Het gaat ons lang niet hard genoeg.

Wij hebben de neiging, hun het woord der Apostelen in den mond te leggen: Wij hebben heel den nacht gewerkt, maar niets gevangen.

Hoe kwam het, dat de Apostelen op eens handen te kort kwamen?

Zou het kunnen zijn, dat ook onze Missionarissen, onze menschenvisschers handen te kort komen om de rijke vangst van hun Missiewerk te bergen.

Waarom niet?

Zou het niet beter gaan, als ook nu beter de aanwijzing des Heeren gevolgd werd: Werpt het net uit ter rechterzijde?

Wordt het nu zoo links gedaan?

Misschien wel een beetje.

Wie zijn het, die ter rechterzijde het net uitwerpen?

Zijn dat niet zij, in of buiten de Missie, die de vrucht van het Missiewerk op de eerste plaats afhankelijk weten van het verborgen gebed en het verborgen offer voor het heil der zielen?

Voor dat verborgen gebed, voor dat verborgen offer behoeft men niet in de Missie te zijn. Het vischwater, waarop de visschers hun werk hebben te doen, is heel de wereld. Wij zijn allen visschers. Wij moeten allen werken.

Ver buiten het enge Missiegebied strekt zich het water uit, waarop wij met de Missionarissen binnen dat gebed ons aandeel krijgen toegewezen in het te verzetten werk.

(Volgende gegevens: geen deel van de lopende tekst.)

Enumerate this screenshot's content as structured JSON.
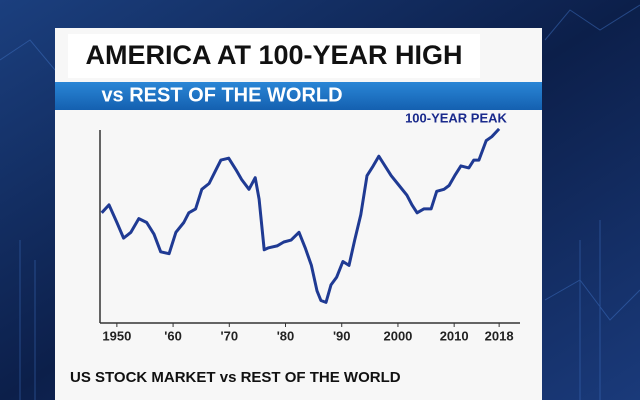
{
  "chart_data": {
    "type": "line",
    "title": "AMERICA AT 100-YEAR HIGH",
    "subtitle": "vs REST OF THE WORLD",
    "annotation": "100-YEAR PEAK",
    "footer": "US STOCK MARKET vs REST OF THE WORLD",
    "xlim": [
      1947,
      2021
    ],
    "xticks": [
      1950,
      {
        "value": 1960,
        "label": "'60"
      },
      {
        "value": 1970,
        "label": "'70"
      },
      {
        "value": 1980,
        "label": "'80"
      },
      {
        "value": 1990,
        "label": "'90"
      },
      2000,
      2010,
      2018
    ],
    "ylim": [
      0,
      100
    ],
    "x": [
      1947.3,
      1948.6,
      1950,
      1951.2,
      1952.5,
      1953.9,
      1955.3,
      1956.6,
      1957.8,
      1959.3,
      1960.5,
      1961.9,
      1962.8,
      1964.0,
      1965.1,
      1966.4,
      1967.8,
      1968.5,
      1969.9,
      1971.2,
      1972.2,
      1973.5,
      1974.6,
      1975.3,
      1976.2,
      1977.0,
      1978.5,
      1979.7,
      1981.0,
      1982.4,
      1983.5,
      1984.6,
      1985.6,
      1986.3,
      1987.2,
      1988.1,
      1989.1,
      1990.2,
      1991.3,
      1992.3,
      1993.4,
      1994.5,
      1995.6,
      1996.6,
      1997.7,
      1998.8,
      2000.2,
      2001.6,
      2002.5,
      2003.4,
      2004.6,
      2005.9,
      2006.9,
      2008.2,
      2009.1,
      2010.1,
      2011.2,
      2012.6,
      2013.5,
      2014.4,
      2015.7,
      2016.7,
      2018
    ],
    "series": [
      {
        "color": "#1f3a93",
        "values": [
          55,
          59,
          50,
          42,
          45,
          52,
          50,
          44,
          35,
          34,
          45,
          50,
          55,
          57,
          67,
          70,
          78,
          82,
          83,
          77,
          72,
          67,
          73,
          62,
          36,
          37,
          38,
          40,
          41,
          45,
          37,
          28,
          15,
          10,
          9,
          18,
          22,
          30,
          28,
          41,
          54,
          74,
          79,
          84,
          79,
          74,
          69,
          64,
          59,
          55,
          57,
          57,
          66,
          67,
          69,
          74,
          79,
          78,
          82,
          82,
          92,
          94,
          98
        ]
      }
    ]
  }
}
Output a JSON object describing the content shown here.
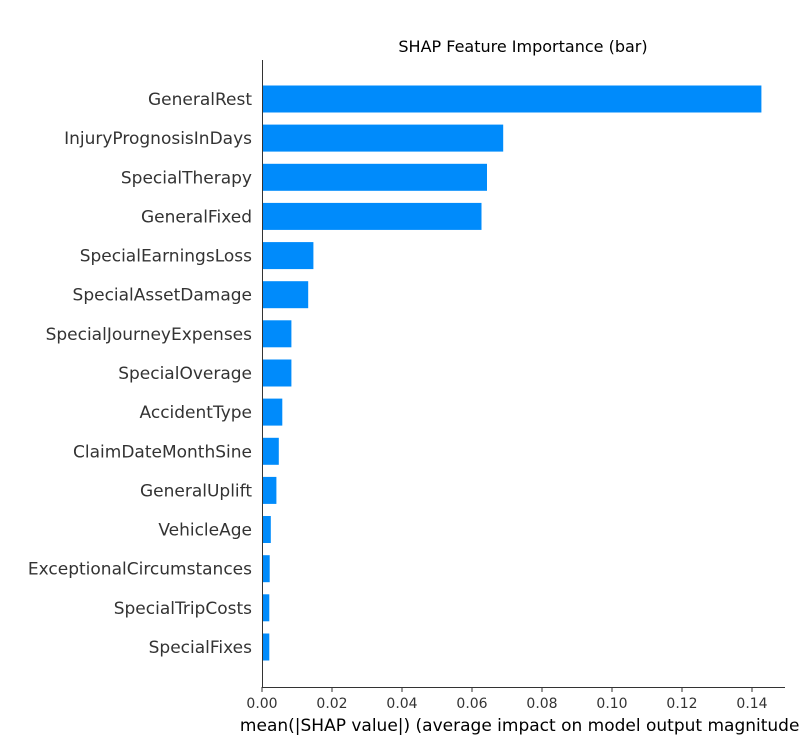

Wij meenen er niet bij te kunnen. Wij staan te veel van verre om de visschen in ons net te vangen, meenen wij.

Ons misverstand bestaat hierin, dat wij geen goed begrip hebben van het net, dat moet worden uitgeworpen.

Werpen wij ons net ter rechterzijde uit, d.w.z. dragen wij hier ons gebed, ons dagelijksch kleine offer op voor het heil der zielen, dan omvademt ons net veel meer visschen, dan wij denken.

De Missionaris ploetert in het zweet zijns aanschijns jaren lang. Het komt voor, dat hij in stille blijde verwachting jarenlang geduld heeft en vertrouwt, dat als de eerste moeilijke periode voorbij is, de nacht, dat dan de dag zal aanbreken en hij in het licht der zon de vruchten van zijn werk zal zien. Maar de dag komt, hij heeft heel den nacht gewerkt, maar niets gevangen.

Is het zijn schuld?

Is zijn werk niet vruchtbaar, omdat hij niet heeft gebeden, de moeite, welke hij zich getroostte, niet heeft opgedragen aan God? Misschien komt ook dit voor, maar al zou zijn missionarisleven in gebed en offer zijn voorbijgegaan, er is meer noodig.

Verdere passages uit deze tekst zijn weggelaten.